Orioles Military Appreciation Program elicits strong emotions from Buck Showalter

After Sunday's 7-4 loss to the Los Angeles Dodgers, Orioles manager Buck Showalter spoke of the importance of keeping emotions in check in reference to his struggling starter, Jake Arrieta.

A minute later, he was trying to keep his own emotions in check when asked about a somber pre-game ceremony at Camden Yards in which the Orioles honored fallen Maryland soldiers.

During the ceremony, which included a moment of silence, Showalter presented the families of Army Cpt. Sara M. Knutson of Eldersburg, Navy LTJG Valerie Cappelaere Delaney of Ellicott City, and Marine Lance Corporal William Taylor Wild IV of Severna Park with honorary Orioles jerseys. He also embraced some of the family members.

"Very hard. But for me compared to them? It's not even close," said Showalter, his voice lowering even lower than usual. "It's an honor to be asked to go out there. It's an honor to be in their presence. But I can't imagine how families feel when a sacrifice like that has been made."

The family members were recognized as part of the Orioles Military Appreciation Program.

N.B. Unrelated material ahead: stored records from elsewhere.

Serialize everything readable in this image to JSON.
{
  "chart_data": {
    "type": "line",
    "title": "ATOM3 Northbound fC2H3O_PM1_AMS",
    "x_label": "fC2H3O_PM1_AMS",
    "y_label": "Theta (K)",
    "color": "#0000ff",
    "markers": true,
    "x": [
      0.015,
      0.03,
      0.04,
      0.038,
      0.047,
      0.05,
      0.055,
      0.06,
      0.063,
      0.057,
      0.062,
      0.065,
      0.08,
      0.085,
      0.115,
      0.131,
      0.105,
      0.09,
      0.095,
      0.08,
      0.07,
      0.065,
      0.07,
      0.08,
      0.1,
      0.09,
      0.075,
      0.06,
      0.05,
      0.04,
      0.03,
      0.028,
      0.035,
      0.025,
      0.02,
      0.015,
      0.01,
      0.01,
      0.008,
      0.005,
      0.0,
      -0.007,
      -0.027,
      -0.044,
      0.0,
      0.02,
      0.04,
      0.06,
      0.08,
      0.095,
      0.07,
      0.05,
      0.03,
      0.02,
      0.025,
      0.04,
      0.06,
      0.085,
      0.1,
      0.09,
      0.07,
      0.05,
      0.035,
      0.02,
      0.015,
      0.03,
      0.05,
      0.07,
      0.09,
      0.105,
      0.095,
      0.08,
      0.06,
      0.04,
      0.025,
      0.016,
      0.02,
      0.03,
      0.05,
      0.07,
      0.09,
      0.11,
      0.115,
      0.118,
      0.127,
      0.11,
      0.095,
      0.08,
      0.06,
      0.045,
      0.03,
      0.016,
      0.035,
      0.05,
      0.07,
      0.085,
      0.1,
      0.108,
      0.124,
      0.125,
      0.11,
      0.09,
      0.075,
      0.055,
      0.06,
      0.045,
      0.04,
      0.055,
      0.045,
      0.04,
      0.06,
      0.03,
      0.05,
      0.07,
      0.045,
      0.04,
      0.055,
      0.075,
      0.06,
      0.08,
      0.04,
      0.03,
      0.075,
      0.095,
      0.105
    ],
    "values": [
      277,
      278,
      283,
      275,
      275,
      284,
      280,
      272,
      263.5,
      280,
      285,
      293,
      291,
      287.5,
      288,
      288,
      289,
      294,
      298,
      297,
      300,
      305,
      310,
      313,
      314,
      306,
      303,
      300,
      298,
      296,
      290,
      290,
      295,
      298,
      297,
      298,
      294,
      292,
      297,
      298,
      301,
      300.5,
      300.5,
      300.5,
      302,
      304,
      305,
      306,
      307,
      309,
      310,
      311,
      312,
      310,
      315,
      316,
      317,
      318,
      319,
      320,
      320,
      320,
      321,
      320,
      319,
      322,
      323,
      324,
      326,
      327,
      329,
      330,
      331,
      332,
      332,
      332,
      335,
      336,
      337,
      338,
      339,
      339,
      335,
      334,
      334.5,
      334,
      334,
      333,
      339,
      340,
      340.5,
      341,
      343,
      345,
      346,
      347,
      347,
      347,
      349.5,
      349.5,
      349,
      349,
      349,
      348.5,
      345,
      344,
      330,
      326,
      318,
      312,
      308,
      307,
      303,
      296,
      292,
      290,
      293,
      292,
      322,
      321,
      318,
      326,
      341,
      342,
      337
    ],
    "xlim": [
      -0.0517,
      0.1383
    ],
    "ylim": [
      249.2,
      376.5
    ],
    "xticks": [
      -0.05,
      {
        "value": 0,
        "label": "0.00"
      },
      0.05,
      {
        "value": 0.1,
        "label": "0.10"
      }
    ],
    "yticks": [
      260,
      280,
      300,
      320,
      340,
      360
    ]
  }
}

Maryland suffered a record-breaking number of military losses during the month of March.

Showalter got choked up when he said that one of the families pointed out to him where their son used to sit in the stands at Camden Yards. That seemed to hit home to Showalter.

"Reminds you in the whole scheme of things what we're doing out there for three hours or whatever is not really that important," Showalter said.

He dipped his head as his words trailed off, his eyes shielded by the orange bill of his Orioles cap.

Bundy moving toward mound

Top pitching prospect Dylan Bundy, who has only thrown soft toss since being shelved since March because of tightness in his right forearm/elbow, will throw Monday from 75 to 90 feet in Sarasota, Fla., according to Showalter. He has yet to pitch in a pro game this season, but is expected to get on a mound toward the end of next week.

Bundy apparently suffered forearm spasms because of the way he was placing the ball in and out of his glove. The Orioles have worked with him to change that routine.

"He has been pain-free and symptom-free for a while," Showalter said. "They've just been doing some stuff to make sure it doesn't occur again, hopefully."

O's face Fife, not Billingsley

The Orioles were supposed to face right-hander Chad Billingsley in Sunday's series finale, but Billingsley landed on the disabled list Sunday morning with right elbow pain. So the Dodgers called up 26-year-old right-hander Stephen Fife from Triple-A Albuquerque.

The Orioles found out about the switch around 10 a.m. Sunday.

"It's kind of like the whole interleague thing. Scrambling, calling contacts, people that you know who have seen him and watching video," Showalter said. "Kind of like what we were doing with Billingsley. It's one of those curves you get thrown, you try to make the adjustments."

Hunter's first MLB save 'cool'

Right-hander Tommy Hunter pitched three scoreless innings Saturday night to pick up his first career save in the team's 6-1 win in the second half of the double-header against the Dodgers.

Hunter allowed three hits, struck out two batters and walked one. In the process, Hunter, whose six appearances this season have all come in relief, lowered his ERA to 2.89.